Molecular hydrogen decelerates rheumatoid arthritis progression through inhibition of oxidative stress.

Rheumatoid arthritis (RA) is a chronic inflammatory disease which results in progressive destruction of the joint. In this study, we examined if the hydrogen could inhibit inflammation in a mouse model of collagen-induced arthritis (CIA) via oxidative stress on RA-FLSs. Moreover, to identify the mechanisms of action, we evaluated the effect of hydrogen on RA-FLSs development and the expression of pro-inflammatory cytokines and signaling pathways. Based on our result, H2 enriched medium can increase super oxide dismutase (SOD) level following H2O2 treatment and decrease 8-hydroxy-2'-deoxyguanosine (8-OHdG) level.
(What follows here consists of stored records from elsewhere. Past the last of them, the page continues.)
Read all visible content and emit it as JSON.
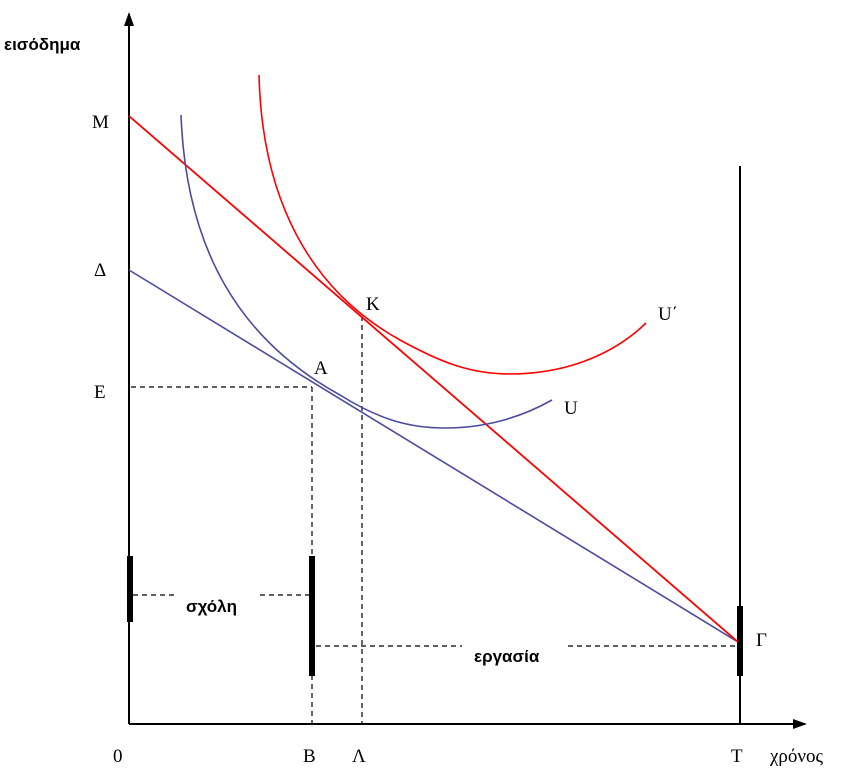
{
  "axes": {
    "y_label": "εισόδημα",
    "x_label": "χρόνος"
  },
  "y_axis_labels": {
    "M": "M",
    "delta": "Δ",
    "E": "E"
  },
  "x_axis_labels": {
    "origin": "0",
    "B": "B",
    "lambda": "Λ",
    "T": "T"
  },
  "points": {
    "K": "K",
    "A": "A",
    "gamma": "Γ"
  },
  "curves": {
    "U": "U",
    "U_prime": "U΄"
  },
  "annotations": {
    "leisure": "σχόλη",
    "work": "εργασία"
  },
  "colors": {
    "red": "#ff0000",
    "blue": "#4b4b9e",
    "axis": "#000000"
  }
}
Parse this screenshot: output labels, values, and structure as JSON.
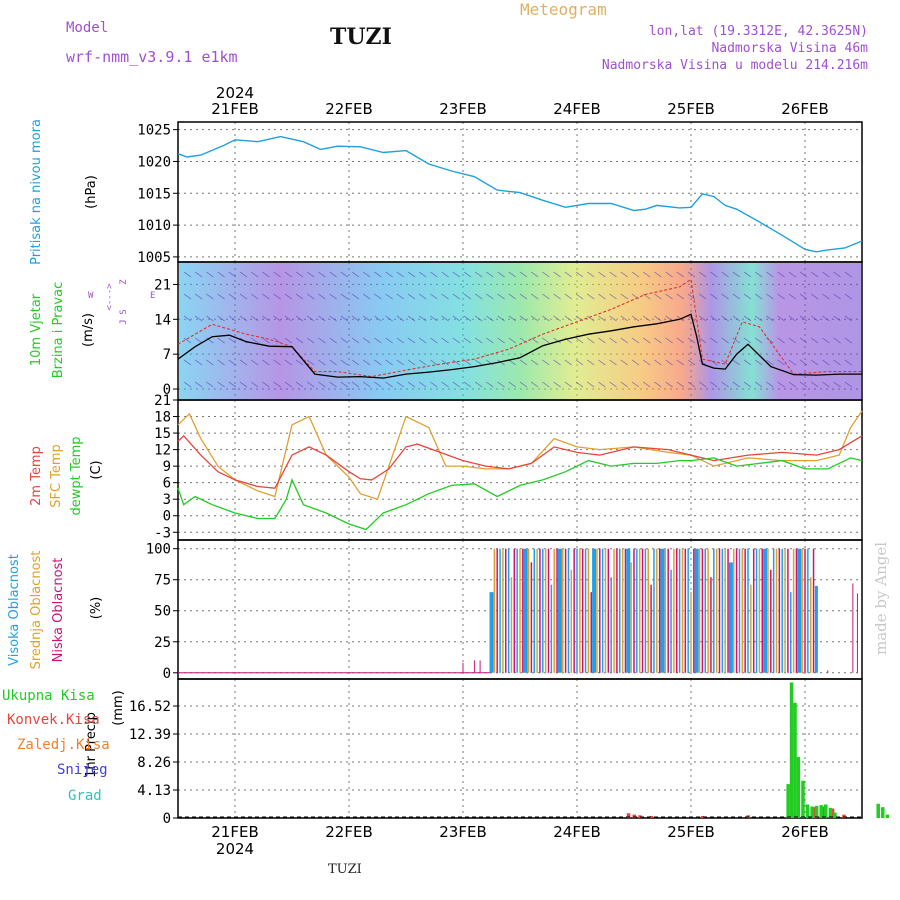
{
  "header": {
    "model_label": "Model",
    "model_name": "wrf-nmm_v3.9.1  e1km",
    "station": "TUZI",
    "meteogram": "Meteogram",
    "lonlat": "lon,lat (19.3312E, 42.3625N)",
    "altitude": "Nadmorska Visina 46m",
    "model_altitude": "Nadmorska Visina u modelu 214.216m",
    "footer_station": "TUZI",
    "watermark": "made by Angel"
  },
  "colors": {
    "pressure": "#1fa0e0",
    "temp2m": "#e8453c",
    "sfc": "#e0a030",
    "dewpt": "#22cc22",
    "high_cloud": "#20a0e8",
    "mid_cloud": "#e0a030",
    "low_cloud": "#c8147a",
    "total_precip": "#22cc22",
    "conv_precip": "#e8453c",
    "frozen_precip": "#f08030",
    "snow": "#4040e0",
    "graupel": "#30c0c0",
    "header_purple": "#a050d0",
    "header_orange": "#e0b060"
  },
  "chart_data": {
    "type": "line",
    "time_axis": {
      "start_label": "21FEB 2024",
      "year": "2024",
      "dates": [
        "21FEB",
        "22FEB",
        "23FEB",
        "24FEB",
        "25FEB",
        "26FEB"
      ],
      "range_days": [
        -0.5,
        5.5
      ]
    },
    "panels": [
      {
        "id": "pressure",
        "ylabel_lines": [
          "Pritisak na nivou mora"
        ],
        "unit": "(hPa)",
        "yticks": [
          1005,
          1010,
          1015,
          1020,
          1025
        ],
        "ylim": [
          1004.2,
          1026.2
        ],
        "series": [
          {
            "key": "pressure",
            "x": [
              -0.5,
              -0.42,
              -0.3,
              -0.1,
              0,
              0.2,
              0.4,
              0.6,
              0.75,
              0.9,
              1.1,
              1.3,
              1.5,
              1.7,
              1.9,
              2.1,
              2.3,
              2.5,
              2.7,
              2.9,
              3.1,
              3.3,
              3.5,
              3.6,
              3.7,
              3.9,
              4.0,
              4.1,
              4.2,
              4.3,
              4.4,
              4.6,
              4.8,
              5.0,
              5.1,
              5.2,
              5.35,
              5.5
            ],
            "y": [
              1021.2,
              1020.7,
              1021.0,
              1022.5,
              1023.4,
              1023.1,
              1023.9,
              1023.1,
              1021.9,
              1022.4,
              1022.3,
              1021.4,
              1021.7,
              1019.6,
              1018.5,
              1017.6,
              1015.5,
              1015.1,
              1013.9,
              1012.8,
              1013.4,
              1013.4,
              1012.3,
              1012.5,
              1013.1,
              1012.7,
              1012.8,
              1014.9,
              1014.5,
              1013.1,
              1012.5,
              1010.5,
              1008.4,
              1006.2,
              1005.8,
              1006.1,
              1006.4,
              1007.5
            ]
          }
        ]
      },
      {
        "id": "wind",
        "ylabel_lines": [
          "10m Vjetar",
          "Brzina i Pravac"
        ],
        "unit": "(m/s)",
        "compass": [
          "Z",
          "<--->",
          "S",
          "W",
          "E",
          "J"
        ],
        "yticks": [
          0,
          7,
          14,
          21
        ],
        "ylim": [
          -2.2,
          25.5
        ],
        "series": [
          {
            "key": "wind_speed",
            "x": [
              -0.5,
              -0.35,
              -0.2,
              -0.05,
              0.1,
              0.3,
              0.5,
              0.7,
              0.9,
              1.1,
              1.3,
              1.5,
              1.7,
              1.9,
              2.1,
              2.3,
              2.5,
              2.7,
              2.9,
              3.1,
              3.3,
              3.5,
              3.7,
              3.9,
              4.0,
              4.05,
              4.1,
              4.2,
              4.3,
              4.4,
              4.5,
              4.7,
              4.9,
              5.1,
              5.3,
              5.5
            ],
            "y": [
              6.0,
              8.5,
              10.5,
              10.8,
              9.5,
              8.6,
              8.5,
              3.0,
              2.4,
              2.5,
              2.2,
              3.0,
              3.4,
              3.9,
              4.5,
              5.3,
              6.3,
              8.7,
              10.0,
              11.0,
              11.7,
              12.5,
              13.1,
              14.0,
              15.0,
              10.5,
              5.0,
              4.2,
              4.0,
              7.0,
              9.0,
              4.5,
              2.9,
              2.8,
              3.0,
              3.0
            ]
          },
          {
            "key": "wind_gust",
            "x": [
              -0.5,
              -0.2,
              0.1,
              0.3,
              0.5,
              0.7,
              0.9,
              1.2,
              1.5,
              1.8,
              2.1,
              2.4,
              2.7,
              3.0,
              3.3,
              3.6,
              3.9,
              4.0,
              4.1,
              4.3,
              4.45,
              4.6,
              4.9,
              5.2,
              5.5
            ],
            "y": [
              9.0,
              13.0,
              11.0,
              10.0,
              8.5,
              3.5,
              3.5,
              2.5,
              3.8,
              5.0,
              6.0,
              8.0,
              11.0,
              13.5,
              16.0,
              19.0,
              20.5,
              22.0,
              6.0,
              5.0,
              13.5,
              12.5,
              3.0,
              3.5,
              3.5
            ]
          }
        ]
      },
      {
        "id": "temperature",
        "ylabel_lines": [
          "2m Temp",
          "SFC Temp",
          "dewpt Temp"
        ],
        "unit": "(C)",
        "yticks": [
          -3,
          0,
          3,
          6,
          9,
          12,
          15,
          18,
          21
        ],
        "ylim": [
          -4.4,
          21
        ],
        "series": [
          {
            "key": "temp2m",
            "x": [
              -0.5,
              -0.45,
              -0.3,
              -0.15,
              0.0,
              0.2,
              0.35,
              0.5,
              0.65,
              0.8,
              1.0,
              1.1,
              1.2,
              1.35,
              1.5,
              1.6,
              1.8,
              2.0,
              2.2,
              2.4,
              2.6,
              2.8,
              3.0,
              3.2,
              3.5,
              3.8,
              4.0,
              4.2,
              4.5,
              4.8,
              5.1,
              5.3,
              5.5
            ],
            "y": [
              13.5,
              14.5,
              11.0,
              8.0,
              6.5,
              5.3,
              5.0,
              11.0,
              12.5,
              11.0,
              8.0,
              6.7,
              6.5,
              8.5,
              12.5,
              13.0,
              11.5,
              10.0,
              9.0,
              8.5,
              9.5,
              12.5,
              11.5,
              11.0,
              12.5,
              12.0,
              11.0,
              10.0,
              11.0,
              11.5,
              11.0,
              12.0,
              14.5
            ]
          },
          {
            "key": "sfc",
            "x": [
              -0.5,
              -0.4,
              -0.3,
              -0.15,
              0.0,
              0.2,
              0.35,
              0.5,
              0.65,
              0.8,
              1.0,
              1.1,
              1.25,
              1.4,
              1.5,
              1.7,
              1.85,
              2.0,
              2.2,
              2.4,
              2.6,
              2.8,
              3.0,
              3.2,
              3.5,
              3.8,
              4.0,
              4.2,
              4.5,
              4.8,
              5.1,
              5.3,
              5.4,
              5.5
            ],
            "y": [
              16.5,
              18.5,
              14.0,
              9.0,
              6.5,
              4.5,
              3.5,
              16.5,
              18.0,
              11.0,
              7.0,
              4.0,
              3.0,
              12.0,
              18.0,
              16.0,
              9.0,
              9.0,
              8.5,
              8.5,
              9.5,
              14.0,
              12.5,
              12.0,
              12.5,
              11.5,
              11.0,
              9.0,
              10.5,
              10.0,
              10.0,
              11.0,
              16.0,
              19.0
            ]
          },
          {
            "key": "dewpt",
            "x": [
              -0.5,
              -0.45,
              -0.35,
              -0.2,
              0.0,
              0.2,
              0.35,
              0.45,
              0.5,
              0.6,
              0.8,
              1.0,
              1.15,
              1.3,
              1.5,
              1.7,
              1.9,
              2.1,
              2.3,
              2.5,
              2.7,
              2.9,
              3.1,
              3.3,
              3.5,
              3.7,
              3.9,
              4.0,
              4.2,
              4.4,
              4.6,
              4.8,
              5.0,
              5.2,
              5.4,
              5.5
            ],
            "y": [
              5.0,
              2.0,
              3.5,
              2.0,
              0.5,
              -0.5,
              -0.5,
              3.0,
              6.5,
              2.0,
              0.5,
              -1.5,
              -2.5,
              0.5,
              2.0,
              4.0,
              5.5,
              5.8,
              3.5,
              5.5,
              6.5,
              8.0,
              10.0,
              9.0,
              9.5,
              9.5,
              10.0,
              10.0,
              10.5,
              9.0,
              9.5,
              10.0,
              8.5,
              8.5,
              10.5,
              10.0
            ]
          }
        ]
      },
      {
        "id": "cloud",
        "ylabel_lines": [
          "Visoka Oblacnost",
          "Srednja Oblacnost",
          "Niska Oblacnost"
        ],
        "unit": "(%)",
        "yticks": [
          0,
          25,
          50,
          75,
          100
        ],
        "ylim": [
          -5,
          107
        ],
        "segments": [
          {
            "from": 2.25,
            "to": 4.0,
            "high": 100,
            "mid": 100,
            "low": 100
          },
          {
            "from": 4.0,
            "to": 5.5,
            "high": 100,
            "mid": 100,
            "low": 100
          }
        ],
        "notes": [
          "8",
          "10"
        ]
      },
      {
        "id": "precip",
        "ylabel_lines": [
          "1hr Precip"
        ],
        "unit": "(mm)",
        "legend": [
          "Ukupna Kisa",
          "Konvek.Kisa",
          "Zaledj.Kisa",
          "Snijeg",
          "Grad"
        ],
        "yticks": [
          0,
          4.13,
          8.26,
          12.39,
          16.52
        ],
        "ytick_labels": [
          "0",
          "4.13",
          "8.26",
          "12.39",
          "16.52"
        ],
        "ylim": [
          0,
          20.5
        ],
        "total_bars": [
          {
            "x": 4.85,
            "v": 5.0
          },
          {
            "x": 4.88,
            "v": 20.0
          },
          {
            "x": 4.91,
            "v": 17.0
          },
          {
            "x": 4.94,
            "v": 9.0
          },
          {
            "x": 4.98,
            "v": 5.5
          },
          {
            "x": 5.02,
            "v": 2.0
          },
          {
            "x": 5.06,
            "v": 1.7
          },
          {
            "x": 5.1,
            "v": 1.8
          },
          {
            "x": 5.14,
            "v": 1.9
          },
          {
            "x": 5.18,
            "v": 2.0
          },
          {
            "x": 5.22,
            "v": 1.5
          },
          {
            "x": 5.26,
            "v": 0.8
          },
          {
            "x": 5.64,
            "v": 2.1
          },
          {
            "x": 5.68,
            "v": 1.6
          },
          {
            "x": 5.72,
            "v": 0.5
          }
        ],
        "conv_bars": [
          {
            "x": 3.45,
            "v": 0.7
          },
          {
            "x": 3.5,
            "v": 0.5
          },
          {
            "x": 3.55,
            "v": 0.4
          },
          {
            "x": 3.65,
            "v": 0.3
          },
          {
            "x": 4.1,
            "v": 0.3
          },
          {
            "x": 4.5,
            "v": 0.4
          },
          {
            "x": 4.9,
            "v": 0.8
          },
          {
            "x": 5.08,
            "v": 1.6
          },
          {
            "x": 5.16,
            "v": 1.7
          },
          {
            "x": 5.24,
            "v": 1.4
          },
          {
            "x": 5.34,
            "v": 0.5
          }
        ]
      }
    ]
  }
}
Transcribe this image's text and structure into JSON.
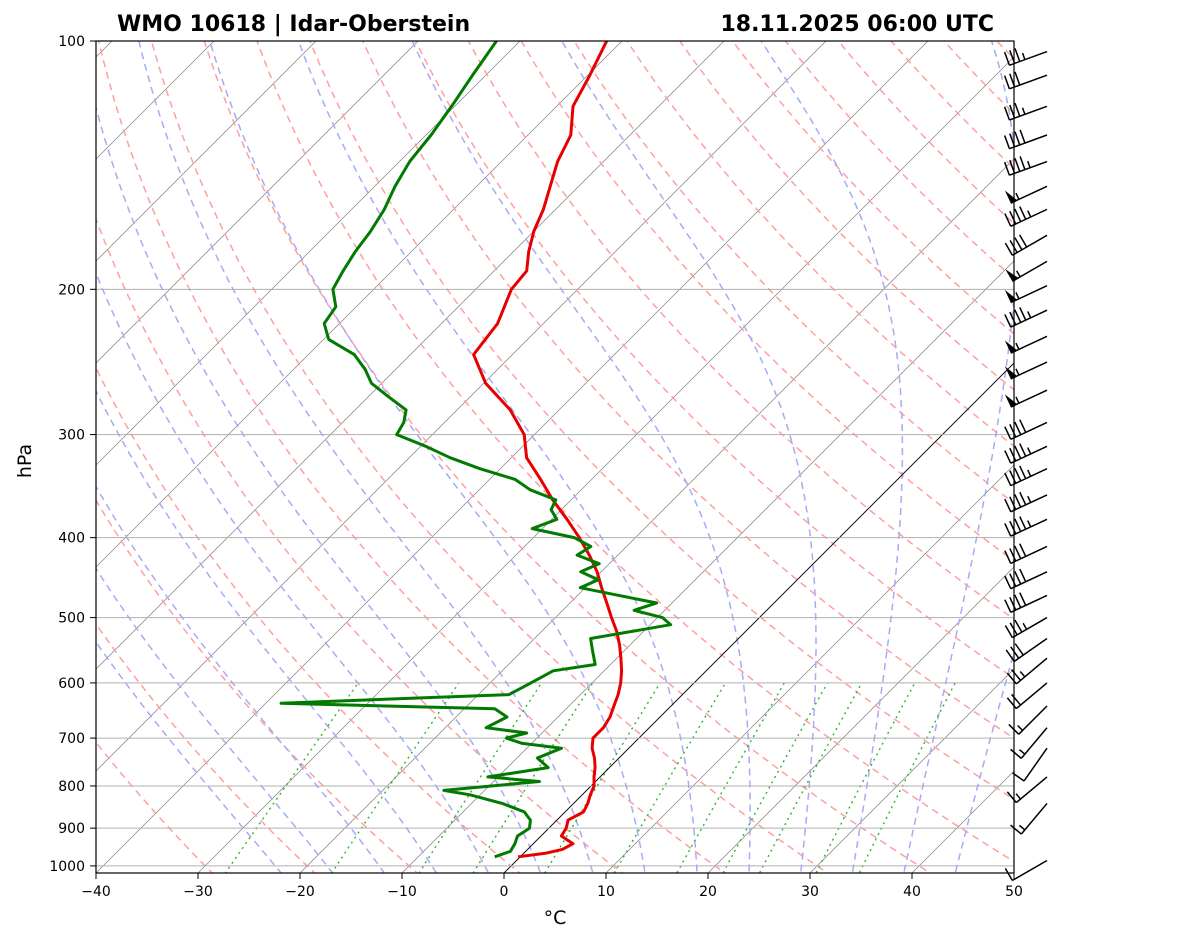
{
  "header": {
    "station": "WMO 10618 | Idar-Oberstein",
    "datetime": "18.11.2025 06:00 UTC"
  },
  "chart_data": {
    "type": "line",
    "chart_kind": "skew-T log-P diagram",
    "title_left": "WMO 10618 | Idar-Oberstein",
    "title_right": "18.11.2025 06:00 UTC",
    "xlabel": "°C",
    "ylabel": "hPa",
    "xlim": [
      -40,
      50
    ],
    "ylim": [
      1020,
      100
    ],
    "y_scale": "log",
    "x_ticks": [
      -40,
      -30,
      -20,
      -10,
      0,
      10,
      20,
      30,
      40,
      50
    ],
    "y_ticks": [
      1000,
      900,
      800,
      700,
      600,
      500,
      400,
      300,
      200,
      100
    ],
    "grid": true,
    "colors": {
      "temperature": "#e80000",
      "dewpoint": "#007a00",
      "dry_adiabats": "#ff9f9f",
      "moist_adiabats": "#a9a9f5",
      "mixing_ratio": "#2db52d",
      "isotherms": "#7f7f7f",
      "grid": "#b0b0b0",
      "wind_barbs": "#000000"
    },
    "series": [
      {
        "key": "temperature",
        "points": [
          [
            975,
            -0.2
          ],
          [
            965,
            2.2
          ],
          [
            955,
            3.4
          ],
          [
            940,
            3.9
          ],
          [
            920,
            2.0
          ],
          [
            900,
            1.7
          ],
          [
            880,
            1.1
          ],
          [
            860,
            1.8
          ],
          [
            840,
            1.4
          ],
          [
            820,
            0.8
          ],
          [
            800,
            0.3
          ],
          [
            780,
            -0.6
          ],
          [
            760,
            -1.4
          ],
          [
            740,
            -2.4
          ],
          [
            720,
            -3.6
          ],
          [
            700,
            -4.5
          ],
          [
            680,
            -4.5
          ],
          [
            660,
            -4.9
          ],
          [
            640,
            -5.6
          ],
          [
            620,
            -6.3
          ],
          [
            600,
            -7.2
          ],
          [
            580,
            -8.3
          ],
          [
            560,
            -9.6
          ],
          [
            540,
            -11.0
          ],
          [
            520,
            -12.6
          ],
          [
            500,
            -14.5
          ],
          [
            480,
            -16.4
          ],
          [
            460,
            -18.4
          ],
          [
            440,
            -20.4
          ],
          [
            420,
            -22.8
          ],
          [
            400,
            -25.5
          ],
          [
            380,
            -28.5
          ],
          [
            360,
            -31.8
          ],
          [
            340,
            -35.0
          ],
          [
            320,
            -38.5
          ],
          [
            300,
            -41.0
          ],
          [
            280,
            -44.8
          ],
          [
            260,
            -49.8
          ],
          [
            240,
            -53.8
          ],
          [
            220,
            -54.5
          ],
          [
            200,
            -56.5
          ],
          [
            190,
            -56.8
          ],
          [
            180,
            -58.5
          ],
          [
            170,
            -60.0
          ],
          [
            160,
            -61.2
          ],
          [
            150,
            -62.8
          ],
          [
            140,
            -64.5
          ],
          [
            130,
            -65.8
          ],
          [
            120,
            -68.4
          ],
          [
            110,
            -69.8
          ],
          [
            100,
            -71.5
          ]
        ]
      },
      {
        "key": "dewpoint",
        "points": [
          [
            975,
            -2.5
          ],
          [
            960,
            -1.5
          ],
          [
            940,
            -1.8
          ],
          [
            920,
            -2.3
          ],
          [
            900,
            -1.9
          ],
          [
            880,
            -2.6
          ],
          [
            860,
            -4.0
          ],
          [
            840,
            -7.0
          ],
          [
            820,
            -11.0
          ],
          [
            810,
            -14.0
          ],
          [
            790,
            -5.5
          ],
          [
            780,
            -11.0
          ],
          [
            760,
            -6.0
          ],
          [
            740,
            -8.0
          ],
          [
            720,
            -6.6
          ],
          [
            710,
            -11.0
          ],
          [
            700,
            -13.0
          ],
          [
            690,
            -11.5
          ],
          [
            680,
            -16.0
          ],
          [
            660,
            -15.0
          ],
          [
            645,
            -17.0
          ],
          [
            635,
            -38.5
          ],
          [
            620,
            -17.0
          ],
          [
            600,
            -16.0
          ],
          [
            580,
            -15.0
          ],
          [
            570,
            -11.5
          ],
          [
            550,
            -13.0
          ],
          [
            530,
            -14.5
          ],
          [
            510,
            -8.0
          ],
          [
            500,
            -9.5
          ],
          [
            490,
            -13.0
          ],
          [
            480,
            -11.5
          ],
          [
            460,
            -20.5
          ],
          [
            450,
            -19.5
          ],
          [
            440,
            -22.0
          ],
          [
            430,
            -21.0
          ],
          [
            420,
            -24.0
          ],
          [
            410,
            -23.5
          ],
          [
            400,
            -26.0
          ],
          [
            390,
            -31.0
          ],
          [
            380,
            -29.5
          ],
          [
            370,
            -31.0
          ],
          [
            360,
            -31.5
          ],
          [
            350,
            -35.0
          ],
          [
            340,
            -37.5
          ],
          [
            330,
            -42.0
          ],
          [
            320,
            -46.0
          ],
          [
            310,
            -49.5
          ],
          [
            300,
            -53.5
          ],
          [
            290,
            -54.0
          ],
          [
            280,
            -55.0
          ],
          [
            270,
            -58.0
          ],
          [
            260,
            -61.0
          ],
          [
            250,
            -63.0
          ],
          [
            240,
            -65.5
          ],
          [
            230,
            -69.5
          ],
          [
            220,
            -71.5
          ],
          [
            210,
            -72.0
          ],
          [
            200,
            -74.0
          ],
          [
            190,
            -74.8
          ],
          [
            180,
            -75.5
          ],
          [
            170,
            -76.0
          ],
          [
            160,
            -76.8
          ],
          [
            150,
            -78.0
          ],
          [
            140,
            -79.0
          ],
          [
            130,
            -79.5
          ],
          [
            120,
            -80.3
          ],
          [
            110,
            -81.3
          ],
          [
            100,
            -82.3
          ]
        ]
      }
    ],
    "wind_barbs": [
      {
        "p": 985,
        "dir": 240,
        "kt": 10
      },
      {
        "p": 840,
        "dir": 220,
        "kt": 15
      },
      {
        "p": 780,
        "dir": 230,
        "kt": 15
      },
      {
        "p": 720,
        "dir": 215,
        "kt": 10
      },
      {
        "p": 680,
        "dir": 220,
        "kt": 15
      },
      {
        "p": 640,
        "dir": 225,
        "kt": 15
      },
      {
        "p": 600,
        "dir": 230,
        "kt": 20
      },
      {
        "p": 560,
        "dir": 230,
        "kt": 25
      },
      {
        "p": 530,
        "dir": 235,
        "kt": 30
      },
      {
        "p": 500,
        "dir": 240,
        "kt": 35
      },
      {
        "p": 470,
        "dir": 245,
        "kt": 40
      },
      {
        "p": 440,
        "dir": 245,
        "kt": 40
      },
      {
        "p": 410,
        "dir": 245,
        "kt": 40
      },
      {
        "p": 380,
        "dir": 245,
        "kt": 45
      },
      {
        "p": 355,
        "dir": 245,
        "kt": 45
      },
      {
        "p": 330,
        "dir": 245,
        "kt": 45
      },
      {
        "p": 310,
        "dir": 245,
        "kt": 45
      },
      {
        "p": 290,
        "dir": 245,
        "kt": 40
      },
      {
        "p": 265,
        "dir": 245,
        "kt": 55
      },
      {
        "p": 245,
        "dir": 245,
        "kt": 55
      },
      {
        "p": 228,
        "dir": 245,
        "kt": 55
      },
      {
        "p": 212,
        "dir": 245,
        "kt": 45
      },
      {
        "p": 198,
        "dir": 245,
        "kt": 55
      },
      {
        "p": 185,
        "dir": 240,
        "kt": 55
      },
      {
        "p": 172,
        "dir": 240,
        "kt": 40
      },
      {
        "p": 160,
        "dir": 245,
        "kt": 45
      },
      {
        "p": 150,
        "dir": 245,
        "kt": 55
      },
      {
        "p": 140,
        "dir": 250,
        "kt": 45
      },
      {
        "p": 130,
        "dir": 250,
        "kt": 40
      },
      {
        "p": 120,
        "dir": 250,
        "kt": 35
      },
      {
        "p": 110,
        "dir": 250,
        "kt": 30
      },
      {
        "p": 103,
        "dir": 250,
        "kt": 35
      }
    ]
  }
}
Since H2O2 treatment activates MAPK, NF-κB and TGF-β1 in cells, our study suggested that H2 could inhibit H2O2 activated MAPK and NF-κB activation as well as TGF-β1 expression in treated cells. Taken together, our data suggested that H2 can directly neutralize OH and ONOO(-) to reduce oxidative stress. Moreover, MAPK and NF-κB pathway also play roles in oxidative damage caused by H2O2 in RA-FLSs. H2 can provide protection to cells against inflammation, which may be related to inhibition of the activation of MAPK and NF-κB.